Zelensky says US support to Ukraine is bigger than war: ‘If Ukraine falls, Putin will surely go further’
Ukrainian President Volodymyr Zelensky said the United States’s financial support to Ukraine is more than just supporting the embattled country in its fight against Russia, but also a means to curbing Russian President Vladimir Putin’s further global aggression.
“The United States of America [is] supporting Ukraine financially and I’m grateful for this,” Zelensky said in an interview with CBS News’s “60 Minutes.” “I just think they’re not only supporting Ukraine. If Ukraine falls, Putin will surely go further.”
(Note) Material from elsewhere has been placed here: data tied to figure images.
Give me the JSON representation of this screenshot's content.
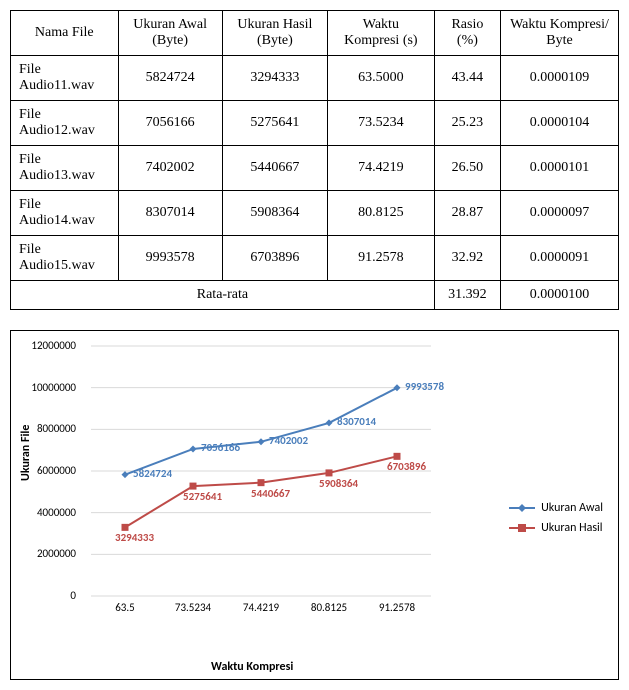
{
  "table": {
    "headers": [
      "Nama File",
      "Ukuran Awal (Byte)",
      "Ukuran Hasil (Byte)",
      "Waktu Kompresi (s)",
      "Rasio (%)",
      "Waktu Kompresi/ Byte"
    ],
    "rows": [
      [
        "File Audio11.wav",
        "5824724",
        "3294333",
        "63.5000",
        "43.44",
        "0.0000109"
      ],
      [
        "File Audio12.wav",
        "7056166",
        "5275641",
        "73.5234",
        "25.23",
        "0.0000104"
      ],
      [
        "File Audio13.wav",
        "7402002",
        "5440667",
        "74.4219",
        "26.50",
        "0.0000101"
      ],
      [
        "File Audio14.wav",
        "8307014",
        "5908364",
        "80.8125",
        "28.87",
        "0.0000097"
      ],
      [
        "File Audio15.wav",
        "9993578",
        "6703896",
        "91.2578",
        "32.92",
        "0.0000091"
      ]
    ],
    "footer_label": "Rata-rata",
    "footer_values": [
      "31.392",
      "0.0000100"
    ]
  },
  "chart": {
    "type": "line",
    "x_categories": [
      "63.5",
      "73.5234",
      "74.4219",
      "80.8125",
      "91.2578"
    ],
    "series": [
      {
        "name": "Ukuran Awal",
        "color": "#4a7ebb",
        "marker": "diamond",
        "values": [
          5824724,
          7056166,
          7402002,
          8307014,
          9993578
        ]
      },
      {
        "name": "Ukuran Hasil",
        "color": "#be4b48",
        "marker": "square",
        "values": [
          3294333,
          5275641,
          5440667,
          5908364,
          6703896
        ]
      }
    ],
    "y_ticks": [
      0,
      2000000,
      4000000,
      6000000,
      8000000,
      10000000,
      12000000
    ],
    "ylim": [
      0,
      12000000
    ],
    "ylabel": "Ukuran File",
    "xlabel": "Waktu Kompresi",
    "background": "#ffffff",
    "grid_color": "#d9d9d9",
    "label_fontsize": 11,
    "axis_title_fontsize": 12,
    "line_width": 2,
    "marker_size": 7
  }
}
Pointing to the estimated tens of billions that the U.S. has contributed to Ukraine’s war effort, CBS’s Scott Pelley asked Zelensky if he expects that level of support to continue.
“What will the United States of America do when Putin reaches the Baltic states? When he reaches the Polish border? He will,” Zelensky warned. “This is a lot of money; we have a lot of gratitude. What else must Ukraine do for everyone to measure our huge gratitude? We are dying in this war.”
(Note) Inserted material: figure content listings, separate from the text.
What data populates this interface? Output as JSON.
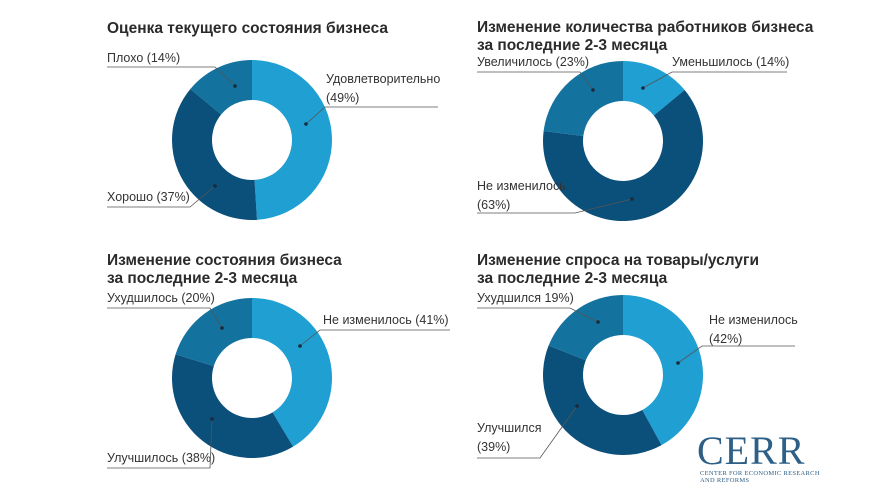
{
  "colors": {
    "light": "#1f9fd2",
    "medium": "#13729e",
    "dark": "#0b4f7b",
    "leader": "#555555"
  },
  "chart_data": [
    {
      "type": "pie",
      "title": "Оценка текущего состояния бизнеса",
      "slices": [
        {
          "label": "Удовлетворительно\n(49%)",
          "value": 49,
          "color": "light"
        },
        {
          "label": "Хорошо (37%)",
          "value": 37,
          "color": "dark"
        },
        {
          "label": "Плохо (14%)",
          "value": 14,
          "color": "medium"
        }
      ]
    },
    {
      "type": "pie",
      "title": "Изменение количества работников бизнеса\nза последние 2-3 месяца",
      "slices": [
        {
          "label": "Уменьшилось (14%)",
          "value": 14,
          "color": "light"
        },
        {
          "label": "Не изменилось\n(63%)",
          "value": 63,
          "color": "dark"
        },
        {
          "label": "Увеличилось (23%)",
          "value": 23,
          "color": "medium"
        }
      ]
    },
    {
      "type": "pie",
      "title": "Изменение состояния бизнеса\nза последние 2-3 месяца",
      "slices": [
        {
          "label": "Не изменилось (41%)",
          "value": 41,
          "color": "light"
        },
        {
          "label": "Улучшилось (38%)",
          "value": 38,
          "color": "dark"
        },
        {
          "label": "Ухудшилось (20%)",
          "value": 20,
          "color": "medium"
        }
      ]
    },
    {
      "type": "pie",
      "title": "Изменение спроса на товары/услуги\nза последние 2-3 месяца",
      "slices": [
        {
          "label": "Не изменилось\n(42%)",
          "value": 42,
          "color": "light"
        },
        {
          "label": "Улучшился\n(39%)",
          "value": 39,
          "color": "dark"
        },
        {
          "label": "Ухудшился 19%)",
          "value": 19,
          "color": "medium"
        }
      ]
    }
  ],
  "logo": {
    "name": "CERR",
    "subtitle": "Center for Economic Research and Reforms"
  }
}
“Look, if Ukraine falls, what will happen in 10 years? Just think about it. If [the Russians] reach Poland, what’s next? A Third World War?” Zelensky continued.
When asked if it will take billions of dollars more in aid to prevent this, Zelensky said, “I don’t have an answer.”
“The whole world [has to] decide whether we want to stop Putin, or whether we want to start the beginning of a world war,” Zelensky continued. “We can’t change Putin. Russian society has [lost] the respect of the world. They elected him, and reelected him and raised a second Hitler. They did this. We cannot go back in time, but we can stop it here.”
The U.S. has provided billions of dollars in military and humanitarian support for Ukraine since Russia invaded the country in February 2022.
Last month, the Biden administration sent a supplemental funding request to Congress including $24 billion in additional military and financial aid for Ukraine. The request included around $13 billion in defense funds to assist Ukraine, $9.5 billion for equipment and replenishment of Pentagon stocks and $3.6 billion for continued military, intelligence and other defense support.
The Biden administration faces challenges from a growing number of House Republicans, who have expressed skepticism over the approval of more Ukraine funding.
Zelensky is expected to visit the White House on Thursday as the Biden administration pushes for this increased funding. Biden has vowed that the U.S. will stand with Kyiv “for as long as it takes” for the embattled country to win the war.
The visit will mark Zelensky’s second trip to the White House in the past year, after he traveled to Washington last December to meet with Biden and deliver an address to a joint session of Congress.